Ze had de vreugde bij Viktorien zien binnenkomen, met het blijde nieuws van Menheer Pastoor: ‘Menschke, ge moogt Kolet in de processie vervangen,’ en met het haastig ja-knikken van Viktorien....
En nu, nu zag ze Viktorien weggaan en kon ze alleen blijven en ongestoord heur verdriet laten woelen en 't harte laten openrijten en laten bloeden.
Ze peinzde aan die groote boosheid die nu voorviel midden in heur oudemenschenleven en aan het treuren dat ze zou gevoelen als 't jaarwiel boven den horizon ‘St Margritje’ zou laten zichtbaar worden.
Tien jaar, van als ze hier kwam wonen om de liefde Gods, moelevend in de woelige doening van 't zinnelijk menschdom; tien jaar lang had ze in de processie de heilige beenderen van Sinte Begga gedragen.
't Had haar altijd zoo'n zoet smakend genoegen verschaft, dat in den war zijn, twee maanden reeds voor het feest, om alles te repareeren en gereed te krijgen, alles latende wat haar ziek of niet wel-te-pas kon maken.
Maar nu... nu? Ze had het al drie maanden gevoeld, zoo iets vies, ze wist zelf niet wat; 't was toch in den haak niet en 't haperde alles in heur gedachten.
't Was het stilaan zwellender voorgevoelen van een groote gebeurtenis, die zoo al met eens, alles omver zou werpen... en nu was het reeds voltrokken en 't was enkel bitter wee dat ze nog kende.
Ze wist niet wat aan te vangen met heur eigen wrevel. Ze liep diep zuchtend, weg en weer in heur kamerken. Op het einde werd ze dat ook moe en ze ging bij Viktorien zitten voor het venster.
Op de schouwplaat, blekkend onder 't hevige zonnegeflits stond het Lievevrouwke juist zooals het verschenen was in dien aakligen droom, met dien spottenden grimlach op de gele lippen.
En 't scheen Kolet of 't weer ging spreken, die damneerende woorden die heel heur leven hadden gebroken: of schudden met heur klein handeken.
't Stond er altijd met vreeselijken haat voor Kolet, zegepralend in 't lieve gedans van zonnestralen.

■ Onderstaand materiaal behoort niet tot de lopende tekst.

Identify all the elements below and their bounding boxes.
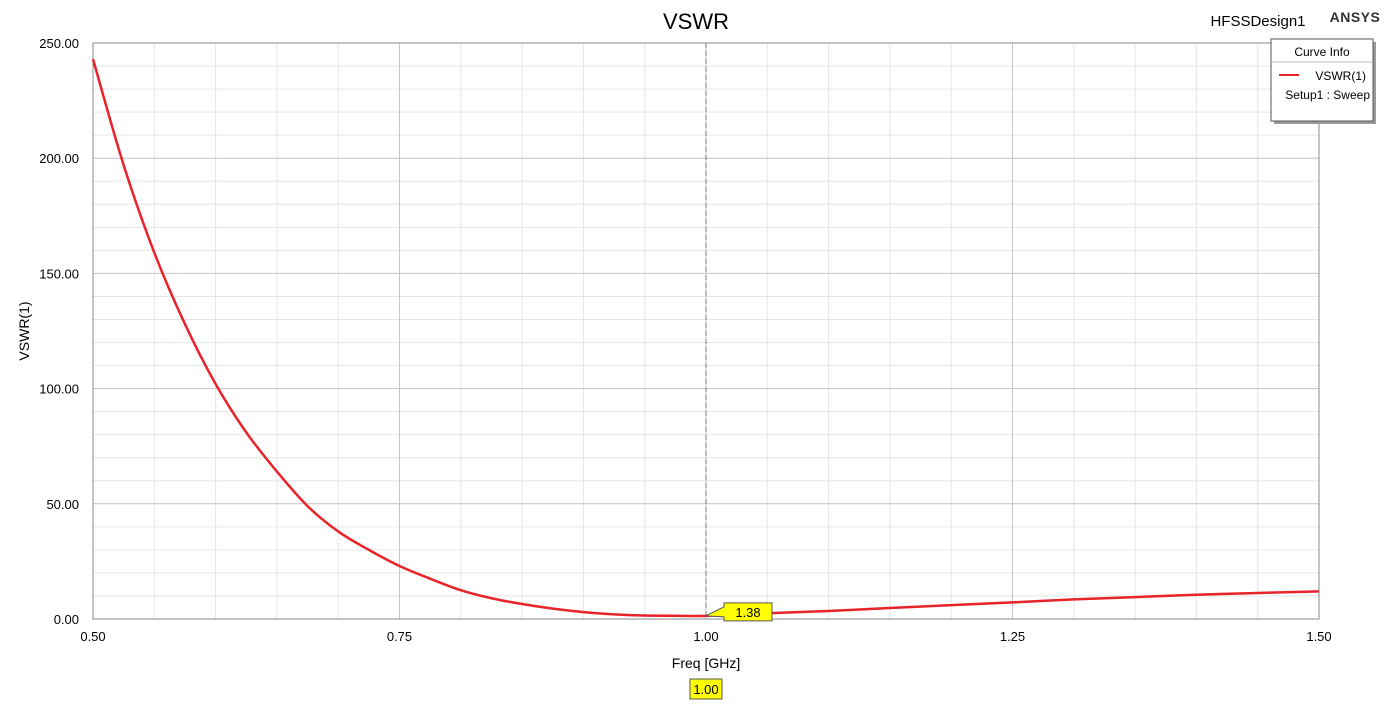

Kolet keek er boos naar op en er kwam wraaklust in heur binnenste opwellen om dat hier weg te krijgen want ze voelde het, 't leven was heur bij dat beeldeken een hel, een eeuwig kwaad zijn en alleman-haten. Ze fezelde van alles tusschen de tanden, als was ze bang van het hard-op te zeggen.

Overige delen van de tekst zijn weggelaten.